Question

A spring 40 mm long spring is stretched by applying a force. If 10 N force is required to stretch the spring through one mm, then work done in stretching the spring through 40 mm is.

Answer 1

Hint: To find the value of the work done, we find the work done in terms of spring constant and spring extension where the spring constant is denoted as k and spring extension is denoted as x.
\[W=\dfrac{1}{2}k{{x}^{2}}\]
And to find the value of spring constant k, we use the formula of k = F/x where F is the force required to stretch the spring and x is the spring displacement.

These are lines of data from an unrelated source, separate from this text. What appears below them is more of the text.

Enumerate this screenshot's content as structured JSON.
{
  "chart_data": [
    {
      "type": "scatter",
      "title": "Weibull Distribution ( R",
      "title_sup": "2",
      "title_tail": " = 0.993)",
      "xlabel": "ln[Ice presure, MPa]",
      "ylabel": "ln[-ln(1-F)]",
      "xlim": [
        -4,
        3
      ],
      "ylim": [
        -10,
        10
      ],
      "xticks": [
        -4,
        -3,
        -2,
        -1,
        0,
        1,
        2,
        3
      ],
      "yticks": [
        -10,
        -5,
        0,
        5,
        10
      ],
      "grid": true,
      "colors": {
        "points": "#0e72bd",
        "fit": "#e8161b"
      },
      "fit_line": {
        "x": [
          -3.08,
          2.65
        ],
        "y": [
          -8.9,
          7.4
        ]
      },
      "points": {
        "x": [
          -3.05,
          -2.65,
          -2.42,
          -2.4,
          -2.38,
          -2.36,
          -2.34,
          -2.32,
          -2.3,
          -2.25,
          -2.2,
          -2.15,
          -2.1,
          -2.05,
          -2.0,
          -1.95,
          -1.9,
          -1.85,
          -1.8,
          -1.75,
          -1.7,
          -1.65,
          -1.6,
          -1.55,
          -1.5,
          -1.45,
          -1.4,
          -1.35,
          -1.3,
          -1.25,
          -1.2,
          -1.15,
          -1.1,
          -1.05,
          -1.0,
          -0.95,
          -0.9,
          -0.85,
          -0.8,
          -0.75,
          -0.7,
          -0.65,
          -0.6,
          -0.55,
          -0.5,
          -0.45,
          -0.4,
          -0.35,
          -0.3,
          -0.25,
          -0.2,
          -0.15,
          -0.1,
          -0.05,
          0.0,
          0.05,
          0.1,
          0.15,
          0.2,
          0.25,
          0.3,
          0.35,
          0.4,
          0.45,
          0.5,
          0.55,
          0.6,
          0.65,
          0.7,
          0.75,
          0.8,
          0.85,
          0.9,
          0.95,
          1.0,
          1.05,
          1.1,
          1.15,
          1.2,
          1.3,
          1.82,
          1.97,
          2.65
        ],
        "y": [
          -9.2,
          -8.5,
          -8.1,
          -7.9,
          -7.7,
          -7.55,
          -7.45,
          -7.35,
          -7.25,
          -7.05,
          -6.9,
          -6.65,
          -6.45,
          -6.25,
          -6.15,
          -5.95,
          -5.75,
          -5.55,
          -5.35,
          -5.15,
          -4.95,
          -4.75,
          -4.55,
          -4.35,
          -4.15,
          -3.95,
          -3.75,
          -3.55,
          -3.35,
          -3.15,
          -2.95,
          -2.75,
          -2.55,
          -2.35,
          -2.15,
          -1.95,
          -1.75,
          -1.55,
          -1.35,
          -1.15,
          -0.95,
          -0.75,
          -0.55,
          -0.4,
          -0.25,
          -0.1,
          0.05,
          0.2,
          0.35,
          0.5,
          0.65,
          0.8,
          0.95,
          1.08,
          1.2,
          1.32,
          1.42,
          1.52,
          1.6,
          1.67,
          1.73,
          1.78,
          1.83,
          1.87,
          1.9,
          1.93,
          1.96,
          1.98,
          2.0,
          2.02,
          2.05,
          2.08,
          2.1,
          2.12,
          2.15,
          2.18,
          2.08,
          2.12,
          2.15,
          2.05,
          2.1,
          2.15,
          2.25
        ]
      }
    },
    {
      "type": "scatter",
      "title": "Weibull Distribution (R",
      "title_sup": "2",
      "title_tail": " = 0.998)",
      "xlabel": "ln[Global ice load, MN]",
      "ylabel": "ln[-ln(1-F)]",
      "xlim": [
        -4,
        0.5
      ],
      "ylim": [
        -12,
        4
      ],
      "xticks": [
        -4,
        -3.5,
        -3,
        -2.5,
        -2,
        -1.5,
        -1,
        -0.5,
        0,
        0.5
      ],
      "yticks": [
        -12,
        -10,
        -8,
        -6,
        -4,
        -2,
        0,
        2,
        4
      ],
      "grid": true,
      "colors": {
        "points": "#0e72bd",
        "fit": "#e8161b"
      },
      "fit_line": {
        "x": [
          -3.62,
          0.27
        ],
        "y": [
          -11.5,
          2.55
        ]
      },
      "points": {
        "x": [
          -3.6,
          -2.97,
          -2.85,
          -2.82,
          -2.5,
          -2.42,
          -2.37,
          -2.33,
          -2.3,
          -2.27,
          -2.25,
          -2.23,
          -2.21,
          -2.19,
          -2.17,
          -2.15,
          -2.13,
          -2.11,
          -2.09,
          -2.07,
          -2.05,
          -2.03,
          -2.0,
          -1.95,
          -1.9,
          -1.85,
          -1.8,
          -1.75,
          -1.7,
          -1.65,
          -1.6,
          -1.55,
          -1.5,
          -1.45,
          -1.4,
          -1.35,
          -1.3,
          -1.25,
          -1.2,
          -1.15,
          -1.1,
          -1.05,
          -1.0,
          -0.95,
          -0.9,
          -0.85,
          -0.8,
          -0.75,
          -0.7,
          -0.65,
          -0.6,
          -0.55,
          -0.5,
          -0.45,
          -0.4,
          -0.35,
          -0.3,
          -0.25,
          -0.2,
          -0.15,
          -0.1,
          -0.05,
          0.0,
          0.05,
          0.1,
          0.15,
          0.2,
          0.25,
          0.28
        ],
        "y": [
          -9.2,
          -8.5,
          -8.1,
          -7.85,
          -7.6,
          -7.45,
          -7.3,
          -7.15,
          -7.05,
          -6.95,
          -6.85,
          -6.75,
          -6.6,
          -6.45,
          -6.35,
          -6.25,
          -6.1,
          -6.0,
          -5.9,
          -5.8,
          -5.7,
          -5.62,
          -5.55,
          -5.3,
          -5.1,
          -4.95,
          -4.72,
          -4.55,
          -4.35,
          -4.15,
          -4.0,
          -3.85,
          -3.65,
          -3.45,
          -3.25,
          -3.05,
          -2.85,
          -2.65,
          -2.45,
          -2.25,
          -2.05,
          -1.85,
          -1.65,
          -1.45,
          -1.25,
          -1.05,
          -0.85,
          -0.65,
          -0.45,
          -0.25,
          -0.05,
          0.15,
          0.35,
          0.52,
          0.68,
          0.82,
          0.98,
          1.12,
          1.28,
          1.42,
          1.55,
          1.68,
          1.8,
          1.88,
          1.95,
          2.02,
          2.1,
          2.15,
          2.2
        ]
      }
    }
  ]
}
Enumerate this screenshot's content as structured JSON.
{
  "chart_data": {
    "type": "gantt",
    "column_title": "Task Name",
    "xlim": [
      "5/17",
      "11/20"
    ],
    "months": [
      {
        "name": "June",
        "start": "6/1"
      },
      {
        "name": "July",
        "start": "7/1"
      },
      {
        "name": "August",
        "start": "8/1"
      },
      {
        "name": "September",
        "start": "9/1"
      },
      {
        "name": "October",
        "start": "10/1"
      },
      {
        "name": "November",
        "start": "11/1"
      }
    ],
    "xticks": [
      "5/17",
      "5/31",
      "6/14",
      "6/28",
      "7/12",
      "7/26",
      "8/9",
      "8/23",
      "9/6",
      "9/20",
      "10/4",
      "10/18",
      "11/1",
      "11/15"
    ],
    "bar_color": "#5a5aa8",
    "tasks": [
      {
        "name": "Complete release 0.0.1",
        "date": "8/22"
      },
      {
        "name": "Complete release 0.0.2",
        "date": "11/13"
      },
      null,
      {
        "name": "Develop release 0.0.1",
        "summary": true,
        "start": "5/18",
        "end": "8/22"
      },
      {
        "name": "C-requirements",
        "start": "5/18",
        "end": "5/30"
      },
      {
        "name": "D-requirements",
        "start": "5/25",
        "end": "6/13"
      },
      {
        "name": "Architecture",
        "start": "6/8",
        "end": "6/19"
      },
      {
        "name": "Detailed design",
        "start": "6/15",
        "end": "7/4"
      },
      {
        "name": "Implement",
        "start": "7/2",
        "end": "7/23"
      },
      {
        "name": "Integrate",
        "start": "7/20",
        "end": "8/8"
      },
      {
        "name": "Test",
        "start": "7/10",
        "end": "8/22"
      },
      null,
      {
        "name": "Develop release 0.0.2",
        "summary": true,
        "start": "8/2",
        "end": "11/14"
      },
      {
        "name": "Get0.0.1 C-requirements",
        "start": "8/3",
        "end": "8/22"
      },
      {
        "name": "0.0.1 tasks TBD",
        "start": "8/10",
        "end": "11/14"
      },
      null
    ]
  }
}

Complete step by step answer:
Assuming the spring hanging with the applied force of 10N and is stretched with the spring extension of \[1\text{ }mm\], converting the value of the spring extension length from mm to m we get the spring constant as value \[0.001\text{ }mm\].
Now using the spring extension length and force applied, we get the spring constant as:
\[k\text{ }=\text{ }\dfrac{F}{x}\]
With placing the value of F as 10N and x as 0.001 mm, we get the spring constant as:
\[k\text{ }=\text{ }\dfrac{10}{0.001}\]
\[\Rightarrow k\text{ }=\text{ }100000\text{ }N/m\]
Now after getting the value of the spring constant we will find the work done in terms of spring constant and spring displacement as:
\[W=\dfrac{1}{2}k{{x}^{2}}\]
\[\Rightarrow \dfrac{1}{2}\times 100000\times \dfrac{40}{1000}\times \dfrac{40}{1000}\]
\[W=8J\]

Therefore, the work done by the spring under the influence of spring constant is \[8J\].


Note:
The formula \[F\text{ }=-kx\] is also known as Hooke's Law where the length changes by x dimension meaning when the spring is compressed the force is decreased and when the spring is expanded the force is increased.